Climate change concerns, high gas prices,
and a good deal of international friction
would fade if scientists could learn a trick
every houseplant knows: how to absorb sunlight
and store its energy in chemical bonds.
What’s needed are catalysts capable of taking
electricity and using it to split water to
generate hydrogen gas, a clean fuel. Unfortunately,
the catalysts discovered so far work
under harsh chemical conditions, and the
best ones are made from platinum, a rare and
expensive metal.
No more. This week, researchers at the
Massachusetts Institute of Technology
(MIT) in Cambridge led by chemist Daniel
Nocera report online in Science a new watersplitting
catalyst that works under environmentally
friendly conditions (www.
sciencemag.org/cgi/content/abstract/1162018).
More important, it’s made from cobalt and
phosphorus, fairly cheap and abundant elements.

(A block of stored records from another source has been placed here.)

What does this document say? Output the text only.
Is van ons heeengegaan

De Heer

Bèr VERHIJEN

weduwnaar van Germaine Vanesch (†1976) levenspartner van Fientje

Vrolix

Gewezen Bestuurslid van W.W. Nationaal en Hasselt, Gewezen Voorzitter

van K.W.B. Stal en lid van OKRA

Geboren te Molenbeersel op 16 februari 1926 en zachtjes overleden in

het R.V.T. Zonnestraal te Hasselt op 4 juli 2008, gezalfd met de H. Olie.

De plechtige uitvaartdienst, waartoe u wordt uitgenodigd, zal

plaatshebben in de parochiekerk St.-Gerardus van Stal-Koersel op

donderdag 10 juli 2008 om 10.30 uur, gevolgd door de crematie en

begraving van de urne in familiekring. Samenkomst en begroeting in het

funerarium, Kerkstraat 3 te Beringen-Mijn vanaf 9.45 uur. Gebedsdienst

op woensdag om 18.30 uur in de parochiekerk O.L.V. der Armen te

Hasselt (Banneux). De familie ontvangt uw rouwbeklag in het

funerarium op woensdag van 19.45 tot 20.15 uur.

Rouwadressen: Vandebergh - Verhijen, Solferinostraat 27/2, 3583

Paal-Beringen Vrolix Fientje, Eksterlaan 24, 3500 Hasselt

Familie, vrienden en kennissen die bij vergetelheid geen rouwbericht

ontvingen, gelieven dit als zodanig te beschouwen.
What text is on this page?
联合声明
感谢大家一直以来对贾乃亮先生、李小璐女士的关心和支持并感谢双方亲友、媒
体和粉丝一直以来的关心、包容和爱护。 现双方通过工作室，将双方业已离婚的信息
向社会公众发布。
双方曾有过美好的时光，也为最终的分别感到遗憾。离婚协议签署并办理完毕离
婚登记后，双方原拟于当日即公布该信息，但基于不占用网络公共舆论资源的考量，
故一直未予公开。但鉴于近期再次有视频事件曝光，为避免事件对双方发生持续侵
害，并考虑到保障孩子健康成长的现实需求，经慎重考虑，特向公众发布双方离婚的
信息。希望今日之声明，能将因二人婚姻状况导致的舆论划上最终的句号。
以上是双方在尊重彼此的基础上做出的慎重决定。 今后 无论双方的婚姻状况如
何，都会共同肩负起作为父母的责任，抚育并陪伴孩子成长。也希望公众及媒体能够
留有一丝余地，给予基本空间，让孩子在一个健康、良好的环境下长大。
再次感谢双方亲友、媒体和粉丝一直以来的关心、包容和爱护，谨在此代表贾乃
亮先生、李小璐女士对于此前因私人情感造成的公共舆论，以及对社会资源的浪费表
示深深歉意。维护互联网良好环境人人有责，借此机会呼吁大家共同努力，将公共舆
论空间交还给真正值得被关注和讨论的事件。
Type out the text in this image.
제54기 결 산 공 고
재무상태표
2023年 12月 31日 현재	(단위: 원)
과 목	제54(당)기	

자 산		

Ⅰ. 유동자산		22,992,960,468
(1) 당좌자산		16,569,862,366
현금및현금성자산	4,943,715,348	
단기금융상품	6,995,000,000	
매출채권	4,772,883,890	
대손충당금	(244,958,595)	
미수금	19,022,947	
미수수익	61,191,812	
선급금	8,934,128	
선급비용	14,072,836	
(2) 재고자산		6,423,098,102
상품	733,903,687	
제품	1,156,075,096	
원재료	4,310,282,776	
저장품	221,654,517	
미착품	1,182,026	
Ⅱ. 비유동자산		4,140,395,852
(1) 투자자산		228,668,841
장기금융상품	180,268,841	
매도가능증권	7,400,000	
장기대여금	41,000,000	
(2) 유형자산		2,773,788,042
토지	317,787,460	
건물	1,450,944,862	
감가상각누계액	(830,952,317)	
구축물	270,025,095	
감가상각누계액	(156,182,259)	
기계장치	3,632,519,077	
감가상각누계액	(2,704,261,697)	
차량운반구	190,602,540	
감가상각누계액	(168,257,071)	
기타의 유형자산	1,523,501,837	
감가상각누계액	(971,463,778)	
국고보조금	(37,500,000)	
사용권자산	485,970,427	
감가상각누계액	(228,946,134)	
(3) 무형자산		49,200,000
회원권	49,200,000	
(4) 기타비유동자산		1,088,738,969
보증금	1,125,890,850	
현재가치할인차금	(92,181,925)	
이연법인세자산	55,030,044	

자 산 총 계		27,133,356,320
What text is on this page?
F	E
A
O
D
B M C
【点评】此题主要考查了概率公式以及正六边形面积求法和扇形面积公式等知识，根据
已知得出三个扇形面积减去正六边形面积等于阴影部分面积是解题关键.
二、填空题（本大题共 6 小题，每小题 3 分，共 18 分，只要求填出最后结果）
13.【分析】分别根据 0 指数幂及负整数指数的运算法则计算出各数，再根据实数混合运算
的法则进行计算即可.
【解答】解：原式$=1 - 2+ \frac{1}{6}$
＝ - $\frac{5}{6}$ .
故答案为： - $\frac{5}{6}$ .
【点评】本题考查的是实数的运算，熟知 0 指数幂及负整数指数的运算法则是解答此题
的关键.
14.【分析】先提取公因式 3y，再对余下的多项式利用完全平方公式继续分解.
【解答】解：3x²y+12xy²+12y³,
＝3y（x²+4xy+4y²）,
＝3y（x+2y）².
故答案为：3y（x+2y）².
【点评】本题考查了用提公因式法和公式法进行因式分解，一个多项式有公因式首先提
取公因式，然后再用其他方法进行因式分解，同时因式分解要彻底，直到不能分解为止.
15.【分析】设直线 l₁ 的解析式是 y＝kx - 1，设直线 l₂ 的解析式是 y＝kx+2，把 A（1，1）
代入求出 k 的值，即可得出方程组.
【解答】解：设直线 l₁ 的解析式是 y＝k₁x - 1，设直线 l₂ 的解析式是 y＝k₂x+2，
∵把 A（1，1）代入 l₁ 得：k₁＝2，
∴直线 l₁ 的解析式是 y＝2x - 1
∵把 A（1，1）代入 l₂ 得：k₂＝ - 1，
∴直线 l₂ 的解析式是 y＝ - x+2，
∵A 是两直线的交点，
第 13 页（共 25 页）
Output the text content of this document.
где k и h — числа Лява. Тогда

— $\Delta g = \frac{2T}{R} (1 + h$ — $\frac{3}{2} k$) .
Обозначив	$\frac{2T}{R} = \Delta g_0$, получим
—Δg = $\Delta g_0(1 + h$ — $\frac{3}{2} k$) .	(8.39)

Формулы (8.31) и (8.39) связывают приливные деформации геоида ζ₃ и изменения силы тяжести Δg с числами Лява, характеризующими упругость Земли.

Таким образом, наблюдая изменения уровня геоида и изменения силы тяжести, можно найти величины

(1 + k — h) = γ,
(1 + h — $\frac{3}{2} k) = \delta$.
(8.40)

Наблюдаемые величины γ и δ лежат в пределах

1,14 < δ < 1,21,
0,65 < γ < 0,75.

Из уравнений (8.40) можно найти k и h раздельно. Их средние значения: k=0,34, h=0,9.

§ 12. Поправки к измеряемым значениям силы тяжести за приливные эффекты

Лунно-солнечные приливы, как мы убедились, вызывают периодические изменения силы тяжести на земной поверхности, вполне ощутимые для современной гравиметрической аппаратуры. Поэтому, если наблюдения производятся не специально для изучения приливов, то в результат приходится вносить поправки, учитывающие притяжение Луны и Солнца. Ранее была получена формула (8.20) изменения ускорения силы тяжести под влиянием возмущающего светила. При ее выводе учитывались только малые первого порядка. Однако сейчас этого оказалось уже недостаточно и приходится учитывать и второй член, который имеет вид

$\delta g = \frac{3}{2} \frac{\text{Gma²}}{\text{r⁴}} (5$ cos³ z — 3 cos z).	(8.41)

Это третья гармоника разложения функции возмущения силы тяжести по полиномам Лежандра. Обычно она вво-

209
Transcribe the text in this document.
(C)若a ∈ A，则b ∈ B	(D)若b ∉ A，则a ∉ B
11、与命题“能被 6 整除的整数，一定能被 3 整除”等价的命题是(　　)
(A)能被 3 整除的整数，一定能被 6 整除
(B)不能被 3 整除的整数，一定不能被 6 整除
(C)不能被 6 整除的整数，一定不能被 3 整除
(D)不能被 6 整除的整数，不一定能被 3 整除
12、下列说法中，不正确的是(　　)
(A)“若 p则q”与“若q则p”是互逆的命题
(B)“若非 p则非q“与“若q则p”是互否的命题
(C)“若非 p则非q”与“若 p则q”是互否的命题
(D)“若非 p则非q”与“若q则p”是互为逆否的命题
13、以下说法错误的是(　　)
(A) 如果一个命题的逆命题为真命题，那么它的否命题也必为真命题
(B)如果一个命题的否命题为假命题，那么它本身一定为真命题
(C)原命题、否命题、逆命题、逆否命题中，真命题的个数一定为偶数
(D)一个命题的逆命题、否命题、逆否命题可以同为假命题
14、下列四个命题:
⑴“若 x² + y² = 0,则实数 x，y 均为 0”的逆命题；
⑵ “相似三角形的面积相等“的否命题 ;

The new catalyst needs improvements
before it can solve the world’s energy
problems, but several outside researchers
say it’s a crucial development.
“This is a great result,” says John Turner,
an electrochemist and water-splitting expert
at the National Renewable Energy Laboratory
in Golden, Colorado. Thomas Moore, a
chemist at Arizona State University in
Tempe, goes further. “It’s a big-to-giant
step” in the direction of powering industrial
societies with renewable fuels, he says. “I’d
say it’s a breakthrough.” Meanwhile, on
pages 671 and 676, other groups report
related advances—a cheap plastic fuel cell
catalyst that converts hydrogen to electricity,
and a solid oxide fuel cell catalyst that operates
at lower temperatures—that affect
another vital component of any future solar
hydrogen system.
English chemists first used electricity to
split water more than 200 years ago. The reaction
requires two separate catalytic steps. The
f irst, the positively charged electrode, or
anode, swipes electrons from hydrogen atoms
in water molecules. The result is that protons
(hydrogen atoms minus their electrons) break
away from their oxygen atoms. The anode
catalyst then grabs two oxygen atoms and
welds them together to make O2. Meanwhile,
the free protons drift through the solution to
the negatively charged electrode, or cathode,
where they hook up with electrons to make
molecular hydrogen (H2).
The hard part is finding catalysts that can
orchestrate this dance of electrons and protons.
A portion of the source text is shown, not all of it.